The Paravur Synagogue aka Parur Synagogue is the one of largest and most complete among the Jewish synagogues in Kerala, located in North Paravur Parur. It is currently non-operational as a synagogue for worship. However, it has been recently renovated by the Government of Kerala and is now open to public visits as the Kerala Jews History Museum. Jewish people Malabar Jews had been arriving in Kerala since 1st millennia BC for trading, and their communities were mostly settled around today's Kodungallur region which was then a Roman trading port named Muziris and Kollam.
They received royal patronage and special rights from the local Chera kings such as Cheraman Perumal and established Synagogues at their respective settlements for public worship.

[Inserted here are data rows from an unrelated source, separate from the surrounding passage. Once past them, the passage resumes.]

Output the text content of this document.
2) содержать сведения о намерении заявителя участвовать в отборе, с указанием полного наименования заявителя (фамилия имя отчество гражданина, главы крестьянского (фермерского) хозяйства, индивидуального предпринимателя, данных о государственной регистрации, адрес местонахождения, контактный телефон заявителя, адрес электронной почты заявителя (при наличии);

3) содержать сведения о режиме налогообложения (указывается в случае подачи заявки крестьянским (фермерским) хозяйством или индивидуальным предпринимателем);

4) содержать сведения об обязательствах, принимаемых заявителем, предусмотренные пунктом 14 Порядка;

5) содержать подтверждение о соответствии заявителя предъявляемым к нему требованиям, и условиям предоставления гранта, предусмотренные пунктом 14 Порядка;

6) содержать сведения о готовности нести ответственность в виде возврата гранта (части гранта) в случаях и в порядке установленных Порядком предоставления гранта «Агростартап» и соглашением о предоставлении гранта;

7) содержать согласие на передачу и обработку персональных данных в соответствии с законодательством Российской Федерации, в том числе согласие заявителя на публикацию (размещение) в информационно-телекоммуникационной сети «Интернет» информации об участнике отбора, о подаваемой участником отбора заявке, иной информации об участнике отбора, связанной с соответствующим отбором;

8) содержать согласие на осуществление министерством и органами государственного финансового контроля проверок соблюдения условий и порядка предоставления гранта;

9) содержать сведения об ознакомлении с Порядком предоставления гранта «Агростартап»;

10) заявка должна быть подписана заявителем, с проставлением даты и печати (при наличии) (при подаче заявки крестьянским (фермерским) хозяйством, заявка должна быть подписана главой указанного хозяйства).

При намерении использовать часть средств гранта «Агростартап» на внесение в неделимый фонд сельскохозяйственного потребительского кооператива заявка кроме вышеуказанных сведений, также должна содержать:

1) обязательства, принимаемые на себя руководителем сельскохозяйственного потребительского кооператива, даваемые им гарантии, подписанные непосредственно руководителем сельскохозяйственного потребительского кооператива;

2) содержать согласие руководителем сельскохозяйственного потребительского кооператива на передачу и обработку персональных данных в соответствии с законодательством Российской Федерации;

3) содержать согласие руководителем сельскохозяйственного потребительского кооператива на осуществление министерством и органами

This was documented in the copper plates dated 10th century AD issued by Bhaskara Ravi Varman to the Jewish community leader Joseph Rabban. In the 14th century AD, after the Periyar Flood of 1341 that also caused a Tsunami, according to some sources, the community had to relocate to nearby towns such as Paravur, Chendamangalam and Kochi.

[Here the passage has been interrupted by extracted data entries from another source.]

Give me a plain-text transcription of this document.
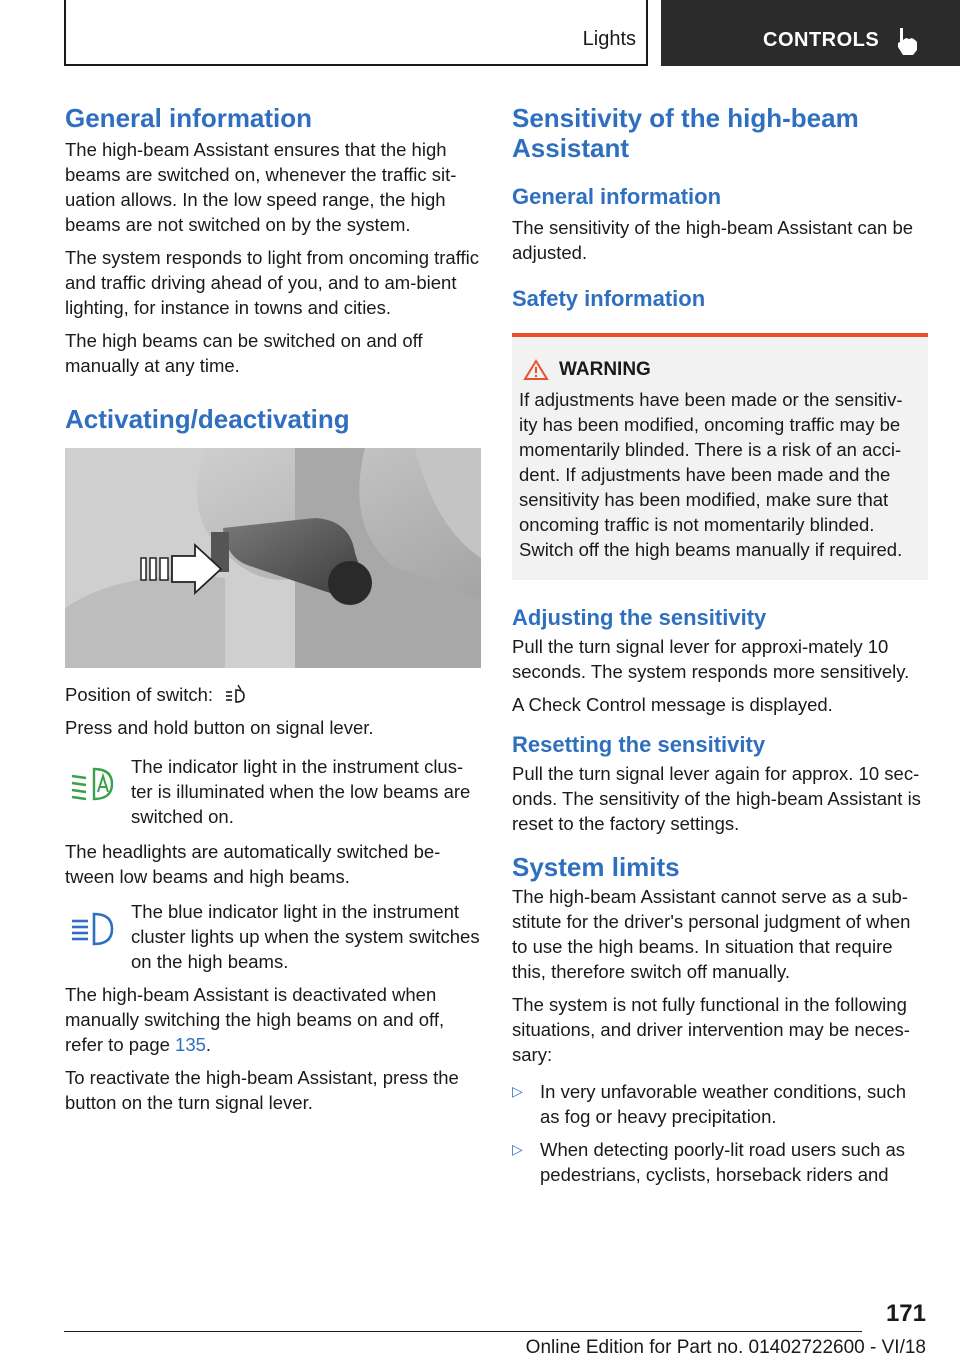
Lights	CONTROLS
General information

The high-beam Assistant ensures that the high beams are switched on, whenever the traffic sit-uation allows. In the low speed range, the high beams are not switched on by the system.

The system responds to light from oncoming traffic and traffic driving ahead of you, and to am-bient lighting, for instance in towns and cities.

The high beams can be switched on and off manually at any time.

Activating/deactivating

Position of switch:

Press and hold button on signal lever.

The indicator light in the instrument clus-ter is illuminated when the low beams are switched on.

The headlights are automatically switched be-tween low beams and high beams.

The blue indicator light in the instrument cluster lights up when the system switches on the high beams.

The high-beam Assistant is deactivated when manually switching the high beams on and off, refer to page 135.

To reactivate the high-beam Assistant, press the button on the turn signal lever.

Sensitivity of the high-beam Assistant
General information

The sensitivity of the high-beam Assistant can be adjusted.

Safety information
WARNING

If adjustments have been made or the sensitiv-ity has been modified, oncoming traffic may be momentarily blinded. There is a risk of an acci-dent. If adjustments have been made and the sensitivity has been modified, make sure that oncoming traffic is not momentarily blinded. Switch off the high beams manually if required.

Adjusting the sensitivity

Pull the turn signal lever for approxi-mately 10 seconds. The system responds more sensitively.

A Check Control message is displayed.

Resetting the sensitivity

Pull the turn signal lever again for approx. 10 sec-onds. The sensitivity of the high-beam Assistant is reset to the factory settings.

System limits

The high-beam Assistant cannot serve as a sub-stitute for the driver's personal judgment of when to use the high beams. In situation that require this, therefore switch off manually.

The system is not fully functional in the following situations, and driver intervention may be neces-sary:

▷ In very unfavorable weather conditions, such as fog or heavy precipitation.

▷ When detecting poorly-lit road users such as pedestrians, cyclists, horseback riders and

171
Online Edition for Part no. 01402722600 - VI/18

Memories of this incident were preserved by oral tradition through traditional songs in Jewish Malayalam. The Paravur Synagogue is among the oldest Synagogues that still exist in Kerala and is also the largest Synagogue complex. According to a traditional Jewish Malayalam song, the synagogue was put to fire in 1662, most likely by the Portuguese, at around the same time when the Paradesi Synagogue near Fort Kochi was also burnt.